Yes, finally the last touches are being added and we are ready to open our house and finca for guests. Time to pop the cork!
The first bookings are coming in and soon we are also live on Airbnb.
And, since temperatures are soaring, we are installing a swimming pool. A big round over-ground thingy, 17.4 m3, 1 m deep which will give us some refreshment during the hottest months here when we won’t make it to the beach.
In the meantime another fiesta in Almonte is in preparation.
But first I want to tell you about our experience with the Romeria, which takes place each year at Pentecost.
El Rocio – The Romeria at Pentecost, see https://rove.me/to/seville/el-rocio-pilgrimage for footage and general information.
El Rocio is a town build on sand, therefore all its streets are pure sand and predestined to be used by horses, riders and carriages.
It also is a pilgrimage town, where throughout the year the brotherhoods, ‘hermandados’, meet to prepare for the biggest of the fiestas, the Romeria, at Pentecost. Last year we were just leaving for Portugal, when the throng of carriages, waggons and riders descended upon El Rocio. This year we watched the build-up in Almonte, where children and whole families were beautifully dressed in traditional costumes and flamenco dresses. Little girls complete with flowers in their hair, lipstick and dresses. Even little boys looked like their fathers in traditional leather riding boots, cummerbund, white shirts and hats, a lovely sight.
Some of the pilgrims passed-by our entrance.

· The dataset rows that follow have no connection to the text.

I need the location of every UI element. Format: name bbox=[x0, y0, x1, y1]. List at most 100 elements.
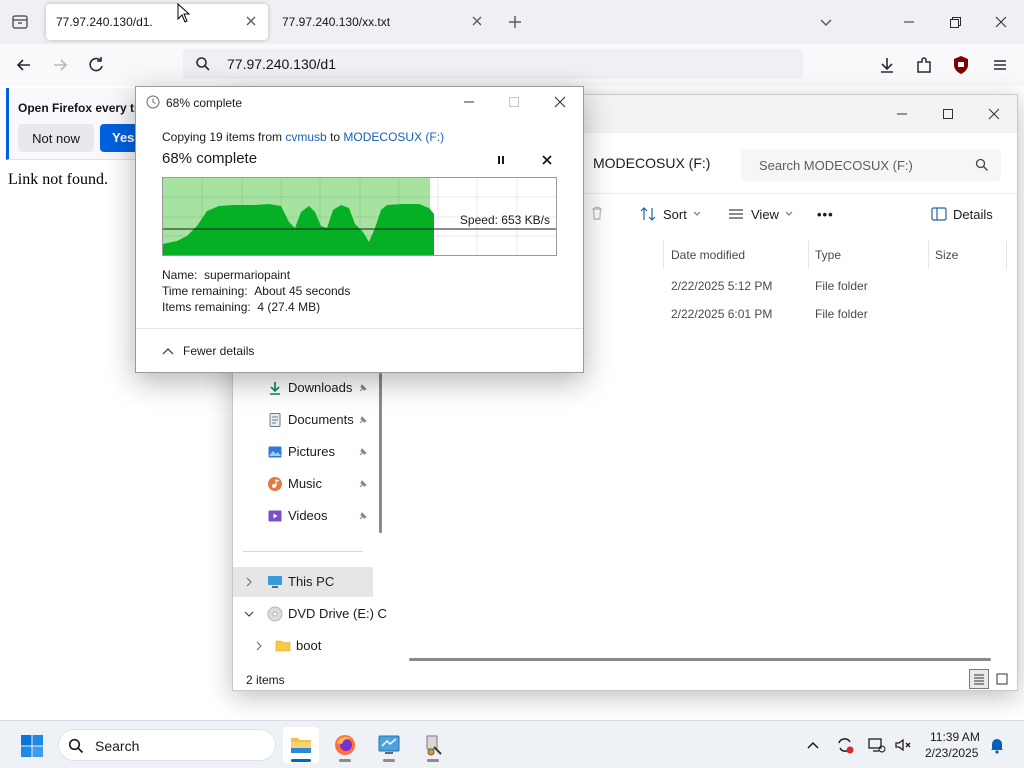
extensions-icon[interactable] bbox=[913, 54, 935, 76]
chevron-right-icon[interactable] bbox=[243, 576, 255, 588]
nav-item-music[interactable]: Music bbox=[233, 469, 373, 499]
detail-items: Items remaining: 4 (27.4 MB) bbox=[162, 299, 350, 315]
nav-item-videos[interactable]: Videos bbox=[233, 501, 373, 531]
close-icon[interactable] bbox=[551, 93, 569, 111]
search-icon bbox=[975, 158, 988, 171]
minimize-icon[interactable] bbox=[897, 10, 921, 34]
notification-text: Open Firefox every ti bbox=[18, 101, 138, 115]
chevron-up-icon bbox=[162, 348, 174, 355]
status-bar: 2 items bbox=[233, 667, 1017, 691]
taskbar-installer[interactable] bbox=[415, 727, 451, 763]
chevron-down-icon bbox=[693, 211, 701, 216]
name-value: supermariopaint bbox=[204, 268, 291, 282]
clock-time[interactable]: 11:39 AM bbox=[930, 730, 980, 744]
address-location[interactable]: MODECOSUX (F:) bbox=[593, 155, 710, 171]
column-divider[interactable] bbox=[663, 241, 664, 269]
tab-xx-txt[interactable]: 77.97.240.130/xx.txt bbox=[272, 4, 494, 40]
restore-icon[interactable] bbox=[943, 10, 967, 34]
horizontal-scrollbar[interactable] bbox=[409, 658, 991, 661]
pin-icon bbox=[359, 384, 367, 392]
sync-icon[interactable] bbox=[835, 735, 855, 755]
nav-label: boot bbox=[296, 638, 322, 653]
chevron-down-icon[interactable] bbox=[243, 608, 255, 620]
column-type[interactable]: Type bbox=[815, 248, 841, 276]
details-pane-button[interactable]: Details bbox=[931, 204, 993, 224]
not-now-button[interactable]: Not now bbox=[18, 124, 94, 152]
reload-icon[interactable] bbox=[85, 54, 107, 76]
tiles-view-button[interactable] bbox=[992, 669, 1012, 689]
more-options-button[interactable]: ••• bbox=[817, 204, 834, 224]
nav-item-documents[interactable]: Documents bbox=[233, 405, 373, 435]
taskbar-firefox[interactable] bbox=[327, 727, 363, 763]
nav-scrollbar[interactable] bbox=[379, 373, 382, 533]
close-icon[interactable] bbox=[989, 10, 1013, 34]
ublock-shield-icon[interactable] bbox=[950, 54, 972, 76]
cancel-copy-icon[interactable] bbox=[540, 153, 554, 167]
nav-item-downloads[interactable]: Downloads bbox=[233, 373, 373, 403]
view-button[interactable]: View bbox=[727, 204, 793, 224]
close-icon[interactable] bbox=[244, 14, 258, 28]
taskbar-file-explorer[interactable] bbox=[283, 727, 319, 763]
firefox-view-icon[interactable] bbox=[10, 12, 30, 32]
new-tab-icon[interactable] bbox=[505, 12, 525, 32]
column-divider[interactable] bbox=[1006, 241, 1007, 269]
forward-icon[interactable] bbox=[49, 54, 71, 76]
nav-item-this-pc[interactable]: This PC bbox=[233, 567, 373, 597]
nav-item-boot[interactable]: boot bbox=[233, 631, 373, 661]
explorer-search-input[interactable]: Search MODECOSUX (F:) bbox=[741, 149, 1001, 181]
url-bar[interactable]: 77.97.240.130/d1 bbox=[183, 49, 803, 79]
sort-icon bbox=[640, 207, 656, 221]
running-indicator bbox=[339, 759, 351, 762]
pause-icon[interactable] bbox=[494, 153, 508, 167]
sort-button[interactable]: Sort bbox=[639, 204, 701, 224]
delete-icon[interactable] bbox=[589, 205, 605, 221]
chevron-down-icon bbox=[785, 211, 793, 216]
dialog-separator bbox=[136, 328, 583, 329]
row-type: File folder bbox=[815, 307, 868, 321]
menu-icon[interactable] bbox=[989, 54, 1011, 76]
fewer-details-button[interactable]: Fewer details bbox=[162, 344, 254, 358]
close-icon[interactable] bbox=[983, 103, 1005, 125]
close-icon[interactable] bbox=[470, 14, 484, 28]
column-divider[interactable] bbox=[808, 241, 809, 269]
nav-item-dvd-drive[interactable]: DVD Drive (E:) C bbox=[233, 599, 387, 629]
taskbar-search-box[interactable]: Search bbox=[58, 729, 276, 761]
pin-icon bbox=[359, 480, 367, 488]
copy-details: Name: supermariopaint Time remaining: Ab… bbox=[162, 267, 350, 315]
minimize-icon[interactable] bbox=[891, 103, 913, 125]
items-label: Items remaining: bbox=[162, 300, 251, 314]
details-view-button[interactable] bbox=[969, 669, 989, 689]
minimize-icon[interactable] bbox=[460, 93, 478, 111]
column-size[interactable]: Size bbox=[935, 248, 958, 276]
folder-icon bbox=[291, 738, 311, 753]
maximize-icon[interactable] bbox=[937, 103, 959, 125]
dialog-title-bar: 68% complete bbox=[136, 87, 583, 117]
url-text: 77.97.240.130/d1 bbox=[227, 56, 336, 72]
destination-link[interactable]: MODECOSUX (F:) bbox=[343, 130, 444, 144]
back-icon[interactable] bbox=[13, 54, 35, 76]
download-arrow-icon bbox=[270, 382, 280, 395]
windows-start-icon[interactable] bbox=[20, 734, 44, 758]
source-link[interactable]: cvmusb bbox=[285, 130, 326, 144]
downloads-icon[interactable] bbox=[876, 54, 898, 76]
folder-icon bbox=[275, 640, 291, 652]
detail-name: Name: supermariopaint bbox=[162, 267, 350, 283]
tab-d1[interactable]: 77.97.240.130/d1. bbox=[46, 4, 268, 40]
taskbar-control-panel[interactable] bbox=[371, 727, 407, 763]
browser-nav-bar: 77.97.240.130/d1 bbox=[0, 44, 1024, 86]
clock-date[interactable]: 2/23/2025 bbox=[925, 746, 978, 760]
monitor-icon bbox=[268, 576, 282, 588]
chevron-right-icon[interactable] bbox=[253, 640, 265, 652]
chevron-down-icon[interactable] bbox=[816, 12, 836, 32]
detail-time: Time remaining: About 45 seconds bbox=[162, 283, 350, 299]
column-divider[interactable] bbox=[928, 241, 929, 269]
sort-label: Sort bbox=[663, 206, 687, 222]
row-date: 2/22/2025 6:01 PM bbox=[671, 307, 773, 321]
chevron-up-icon[interactable] bbox=[803, 735, 823, 755]
nav-item-pictures[interactable]: Pictures bbox=[233, 437, 373, 467]
column-date-modified[interactable]: Date modified bbox=[671, 248, 745, 276]
speaker-muted-icon[interactable] bbox=[893, 735, 913, 755]
running-indicator bbox=[427, 759, 439, 762]
notification-bell-icon[interactable] bbox=[987, 735, 1007, 755]
network-icon[interactable] bbox=[866, 735, 886, 755]
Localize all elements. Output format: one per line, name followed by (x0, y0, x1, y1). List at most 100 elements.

We are people that shy away from crowds. This is our excuse, for this year anyway, not to join in the festivities in El Rocio. Instead we watched the religious fervour unfold on the television. There is a whole channel devoted to going-ons in Donana, the Nature Reserve and area here which includes Almonte, Matalascanas and El Rocio and the Donana National Park. This is a very catholic celebration of the Virgin of El Rocio, La Paloma Blanca, the white dove. Every hermandado has a float, richly decorated with flowers, drawn preferably by oxen or horses or mules. There are prayers, incantations and blessings. Not really our style. And to be wedged in between nearly a million dressed-up followers in the beating sun isn’t really our idea of fun.
However, we sneaked into town at sunset on the Sunday. Therefore my photos are very dark and some were too wobbly, as catching the carriages driving by or riders and lady’s on horseback proofed too much for my limited photographic talents. On this evening, an almighty downpour drenched the town and the revellers and big puddles need to be negotiated. The floats are proudly displayed in a separate tent beside the place for the bow-top caravans for families that do not own a house in El Rocio. It is very much a family festivity and there does not seem to be much alcohol involved.